2.基準値(100Bq/kg)が意味しているもの

「放射性セシウム100Bq/kg」で見ているもの(2)

中間まとめ(1)

  • ・放射性元素は自然界にも存在します。
  • ・放射性元素を含む食品を摂取することによる人体への影響を考える時は、放射性元素の濃度摂取量の両方を考えてください。
  • ・食品の基準値(100 Bq/kg)は、すべての世代の計算結果を考慮して設定されています。

3.平成28年末までの調査結果の紹介

1)水産物の検査結果(全国:102,322点)

102,322点中99,327点(97,1%)の放射性セシウム濃度が基準値以下。

2)海産物の検査結果(福島県:36,693点)

福島県の海面では、平成23年4-6月期には100Bq/kgを超える割合が57%となっていたが、平成26年4-6月期には1%まで低下。
平成27年4月以降、基準値を超えた例はない。

3)海産物の検査結果(福島県以外:42,358点)

福島県以外の海面では、100Bq/kgを超える割合は当初より低く、平成24年10-12月期以降は1%未満。平成26年8月以降、基準値を超えた検体は見つかっていない。
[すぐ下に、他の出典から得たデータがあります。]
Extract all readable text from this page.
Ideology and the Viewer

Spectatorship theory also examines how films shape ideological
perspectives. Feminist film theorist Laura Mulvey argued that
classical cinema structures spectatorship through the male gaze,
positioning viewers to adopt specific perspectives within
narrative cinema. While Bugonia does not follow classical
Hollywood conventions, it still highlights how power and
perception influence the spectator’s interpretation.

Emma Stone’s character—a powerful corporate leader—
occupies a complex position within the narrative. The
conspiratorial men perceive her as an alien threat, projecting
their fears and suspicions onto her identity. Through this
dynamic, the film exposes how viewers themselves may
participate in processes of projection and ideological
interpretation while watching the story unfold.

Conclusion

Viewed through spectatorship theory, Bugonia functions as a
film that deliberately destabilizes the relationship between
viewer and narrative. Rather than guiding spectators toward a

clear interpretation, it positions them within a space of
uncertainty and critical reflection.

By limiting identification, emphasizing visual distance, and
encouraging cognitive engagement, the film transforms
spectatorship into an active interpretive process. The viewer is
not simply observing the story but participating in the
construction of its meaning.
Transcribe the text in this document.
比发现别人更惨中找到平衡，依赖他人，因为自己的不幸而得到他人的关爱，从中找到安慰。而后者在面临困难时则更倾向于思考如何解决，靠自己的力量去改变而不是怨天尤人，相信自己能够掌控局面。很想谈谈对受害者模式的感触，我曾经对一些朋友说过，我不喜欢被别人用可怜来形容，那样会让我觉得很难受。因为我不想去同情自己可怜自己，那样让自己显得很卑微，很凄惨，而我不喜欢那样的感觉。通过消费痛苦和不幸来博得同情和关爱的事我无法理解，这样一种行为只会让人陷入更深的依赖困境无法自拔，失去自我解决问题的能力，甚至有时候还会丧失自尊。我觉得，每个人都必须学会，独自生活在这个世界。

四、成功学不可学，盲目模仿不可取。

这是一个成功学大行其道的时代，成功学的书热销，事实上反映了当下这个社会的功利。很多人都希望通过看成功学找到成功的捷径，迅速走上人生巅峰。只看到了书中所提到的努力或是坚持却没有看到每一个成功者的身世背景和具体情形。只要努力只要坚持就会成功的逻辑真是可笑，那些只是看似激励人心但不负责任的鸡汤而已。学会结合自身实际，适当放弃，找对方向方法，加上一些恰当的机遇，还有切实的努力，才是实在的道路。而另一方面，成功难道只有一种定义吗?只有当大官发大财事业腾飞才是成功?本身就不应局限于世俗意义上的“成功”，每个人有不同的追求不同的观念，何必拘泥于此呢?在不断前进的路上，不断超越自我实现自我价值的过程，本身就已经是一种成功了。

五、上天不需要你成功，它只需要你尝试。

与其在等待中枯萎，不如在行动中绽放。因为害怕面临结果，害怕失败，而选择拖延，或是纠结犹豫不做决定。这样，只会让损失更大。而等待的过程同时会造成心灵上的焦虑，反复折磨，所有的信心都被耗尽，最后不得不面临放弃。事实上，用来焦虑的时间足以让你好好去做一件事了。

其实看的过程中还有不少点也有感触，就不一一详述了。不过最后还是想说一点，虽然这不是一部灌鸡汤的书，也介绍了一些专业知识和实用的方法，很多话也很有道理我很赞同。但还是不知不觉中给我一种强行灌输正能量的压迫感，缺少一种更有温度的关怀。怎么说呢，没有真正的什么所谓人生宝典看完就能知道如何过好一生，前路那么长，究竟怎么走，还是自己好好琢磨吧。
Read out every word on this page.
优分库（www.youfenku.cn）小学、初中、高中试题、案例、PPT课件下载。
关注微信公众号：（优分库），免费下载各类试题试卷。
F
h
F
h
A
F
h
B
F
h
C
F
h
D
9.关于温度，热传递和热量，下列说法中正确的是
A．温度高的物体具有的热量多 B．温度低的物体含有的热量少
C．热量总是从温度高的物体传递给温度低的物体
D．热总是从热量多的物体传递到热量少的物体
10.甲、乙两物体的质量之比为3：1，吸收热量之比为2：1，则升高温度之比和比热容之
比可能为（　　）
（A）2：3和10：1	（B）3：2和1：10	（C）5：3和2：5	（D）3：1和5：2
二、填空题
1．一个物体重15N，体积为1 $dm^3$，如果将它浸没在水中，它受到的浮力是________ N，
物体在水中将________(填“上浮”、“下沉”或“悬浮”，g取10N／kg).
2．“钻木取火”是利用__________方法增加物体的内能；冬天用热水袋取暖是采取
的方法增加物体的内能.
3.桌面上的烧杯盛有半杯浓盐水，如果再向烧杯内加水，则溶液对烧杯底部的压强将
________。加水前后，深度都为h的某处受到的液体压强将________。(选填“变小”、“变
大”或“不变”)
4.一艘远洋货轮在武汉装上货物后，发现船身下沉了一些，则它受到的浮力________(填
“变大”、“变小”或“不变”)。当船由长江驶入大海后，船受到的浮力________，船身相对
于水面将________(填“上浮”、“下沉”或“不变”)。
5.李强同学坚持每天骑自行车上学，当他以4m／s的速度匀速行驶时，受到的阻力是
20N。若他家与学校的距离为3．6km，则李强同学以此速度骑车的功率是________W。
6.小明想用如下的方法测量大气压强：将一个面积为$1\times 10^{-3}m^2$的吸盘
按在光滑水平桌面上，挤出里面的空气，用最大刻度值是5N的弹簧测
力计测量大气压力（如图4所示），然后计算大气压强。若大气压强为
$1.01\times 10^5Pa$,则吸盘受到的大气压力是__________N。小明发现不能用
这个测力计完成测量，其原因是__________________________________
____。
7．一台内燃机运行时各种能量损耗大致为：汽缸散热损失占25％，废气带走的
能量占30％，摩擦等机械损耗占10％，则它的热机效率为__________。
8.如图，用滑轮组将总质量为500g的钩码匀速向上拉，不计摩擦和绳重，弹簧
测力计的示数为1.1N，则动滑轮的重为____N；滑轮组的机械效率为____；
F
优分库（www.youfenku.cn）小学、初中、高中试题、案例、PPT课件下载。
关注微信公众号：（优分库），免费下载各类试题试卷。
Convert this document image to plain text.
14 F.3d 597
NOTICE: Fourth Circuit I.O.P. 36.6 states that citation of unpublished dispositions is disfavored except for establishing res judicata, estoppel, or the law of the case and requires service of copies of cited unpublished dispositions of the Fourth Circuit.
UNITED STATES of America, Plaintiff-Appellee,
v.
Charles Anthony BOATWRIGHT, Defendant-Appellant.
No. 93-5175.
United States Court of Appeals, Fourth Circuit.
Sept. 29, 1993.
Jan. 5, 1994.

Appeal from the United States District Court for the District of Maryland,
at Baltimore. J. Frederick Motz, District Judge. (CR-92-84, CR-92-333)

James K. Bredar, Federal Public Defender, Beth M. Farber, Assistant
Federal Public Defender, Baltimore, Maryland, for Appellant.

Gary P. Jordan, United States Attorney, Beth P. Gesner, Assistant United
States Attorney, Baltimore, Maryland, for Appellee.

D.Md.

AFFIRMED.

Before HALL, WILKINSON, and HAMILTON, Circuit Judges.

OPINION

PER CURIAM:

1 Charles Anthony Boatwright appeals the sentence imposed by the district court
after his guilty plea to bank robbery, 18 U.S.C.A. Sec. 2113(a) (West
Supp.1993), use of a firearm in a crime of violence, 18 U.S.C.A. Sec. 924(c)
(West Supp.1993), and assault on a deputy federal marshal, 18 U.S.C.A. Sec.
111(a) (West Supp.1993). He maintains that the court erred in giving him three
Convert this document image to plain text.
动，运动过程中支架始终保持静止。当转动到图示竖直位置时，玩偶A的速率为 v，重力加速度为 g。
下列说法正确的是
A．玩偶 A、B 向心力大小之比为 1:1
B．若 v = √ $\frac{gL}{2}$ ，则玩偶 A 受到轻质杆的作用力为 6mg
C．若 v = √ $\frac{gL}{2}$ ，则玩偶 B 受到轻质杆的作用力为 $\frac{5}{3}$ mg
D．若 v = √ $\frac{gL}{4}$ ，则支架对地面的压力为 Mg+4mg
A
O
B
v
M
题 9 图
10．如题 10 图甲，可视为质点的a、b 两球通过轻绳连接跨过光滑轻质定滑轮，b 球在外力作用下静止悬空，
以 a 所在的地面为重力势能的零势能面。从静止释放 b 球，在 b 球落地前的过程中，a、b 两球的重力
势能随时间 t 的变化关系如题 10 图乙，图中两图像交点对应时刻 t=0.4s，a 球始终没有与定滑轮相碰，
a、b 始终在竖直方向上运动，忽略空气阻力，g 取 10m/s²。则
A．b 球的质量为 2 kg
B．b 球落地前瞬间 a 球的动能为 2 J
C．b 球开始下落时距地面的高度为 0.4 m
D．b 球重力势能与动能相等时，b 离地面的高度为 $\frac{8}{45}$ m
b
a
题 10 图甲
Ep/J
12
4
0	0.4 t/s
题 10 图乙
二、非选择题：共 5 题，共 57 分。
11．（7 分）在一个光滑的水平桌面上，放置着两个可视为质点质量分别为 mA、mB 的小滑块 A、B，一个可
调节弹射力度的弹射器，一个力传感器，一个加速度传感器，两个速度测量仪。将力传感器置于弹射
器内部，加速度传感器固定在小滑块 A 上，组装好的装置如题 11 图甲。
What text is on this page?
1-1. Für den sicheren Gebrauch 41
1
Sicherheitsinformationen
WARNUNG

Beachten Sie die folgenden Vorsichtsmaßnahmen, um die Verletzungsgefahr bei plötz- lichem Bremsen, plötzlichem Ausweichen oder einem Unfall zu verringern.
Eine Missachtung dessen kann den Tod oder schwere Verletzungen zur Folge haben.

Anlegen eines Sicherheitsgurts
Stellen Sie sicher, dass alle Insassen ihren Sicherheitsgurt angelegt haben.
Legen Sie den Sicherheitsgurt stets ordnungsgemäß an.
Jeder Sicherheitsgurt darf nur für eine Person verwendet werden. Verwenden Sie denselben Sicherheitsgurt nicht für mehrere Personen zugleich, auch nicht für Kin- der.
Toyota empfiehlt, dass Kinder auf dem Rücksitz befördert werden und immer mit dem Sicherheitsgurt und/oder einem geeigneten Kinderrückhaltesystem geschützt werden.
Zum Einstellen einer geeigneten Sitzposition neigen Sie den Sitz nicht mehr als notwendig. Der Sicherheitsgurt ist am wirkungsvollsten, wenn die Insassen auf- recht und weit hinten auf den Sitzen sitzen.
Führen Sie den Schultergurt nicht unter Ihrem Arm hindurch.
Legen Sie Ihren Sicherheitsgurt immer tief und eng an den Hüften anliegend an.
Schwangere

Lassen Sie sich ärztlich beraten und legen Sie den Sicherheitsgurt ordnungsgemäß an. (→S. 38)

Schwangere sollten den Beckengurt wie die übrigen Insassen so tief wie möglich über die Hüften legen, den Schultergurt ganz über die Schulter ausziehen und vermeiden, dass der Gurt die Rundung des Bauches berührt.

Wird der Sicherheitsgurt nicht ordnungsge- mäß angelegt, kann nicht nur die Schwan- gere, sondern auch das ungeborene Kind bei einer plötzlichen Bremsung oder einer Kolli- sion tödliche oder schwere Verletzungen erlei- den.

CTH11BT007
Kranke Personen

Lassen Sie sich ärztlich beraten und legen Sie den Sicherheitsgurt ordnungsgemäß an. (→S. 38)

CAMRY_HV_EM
注)上記結果は、平成23年3月24日~平成28年12月28日までの検査結果を水産庁にて集計

中間まとめ(2)

  • ・平成28年12月末までに、全国で102,322検体のサンプリングを実施。そのうち97%が基準値未満。
  • ・福島県では平成27年4月以降、海産魚では基準値を超えた例はない。(他県でもH26年8月以降)
  • ・水産物中の放射性セシウム濃度は着実に低下していることが確認されている。

4.魚種ごとの放射性セシウム濃度の減少傾向

  • (1)サンマ・サケは広域に回遊し、緊急調査開始時から放射性セシウム濃度は低い水準で推移。
  • (2)サバ類については、調査開始直後は基準値に近い数値が検出されたが、2013年には10Bq/kgまで水準が下がった。海水の放射性セシウム濃度の低下により、原発事故以前の水準に低下。
  • (3)カツオやブリについてもサバ類と同様な傾向がある。現在では1Bq/kg以下の水準で推移。
  • (4)スケトウダラは事故直後から2年近くは基準値に近い濃度水準がみられたが、魚の世代交代が進むと数値は低下し、現在では事故前の水準まで低下。マダラについてはスケトウダラよりも基準値が超えた例が多かったことから、5年間で6000検体近い測定実施。世代交代とともに、放射性セシウム量が着実に低下していることが確認されている。
  • (5)軟体類(イカ、タコ、貝類)は魚類と浸透圧調整の仕組みが異なるため、放射性セシウムが体内に保持されにくい。海水の放射性セシウム濃度が下がり速やかに体内の放射性セシウム濃度も低下。

5.さかなの放射性セシウム取り込み経路


中間まとめ(3)

  • ・魚の放射性セシウムの取り込み経路は海水と餌が考えられるが、海水も餌も セシウム濃度は低下しており、新たに魚が汚染される可能性は低い
  • ・汚染された海底土から、直接または底性生物を介して間接的に、魚が汚染されて基準値を 超える状況になることは考えられにくい。
  • ・海底土の放射性セシウムは、魚が利用できない存在形態になっていることがわかってきて いる。

6.放射線によるリスクを正しく理解するために

まとめ

  • ・水産物は適切に検査されています。基準値を超える水産物が流通する可能性は極めて低い。
  • ・現在では、海水の放射性セシウム濃度は下がり、海底土の汚染は直接・間接的に魚へは移行しにくいため、海産生物が基準値をこえるような新たな汚染が生じる可能性は極めて低い。
  • ・放射性セシウム以外の放射性物質も含む食品を、1年間を通じて摂取した場合を想定して基準値(100 Bq/kg)は設定されています。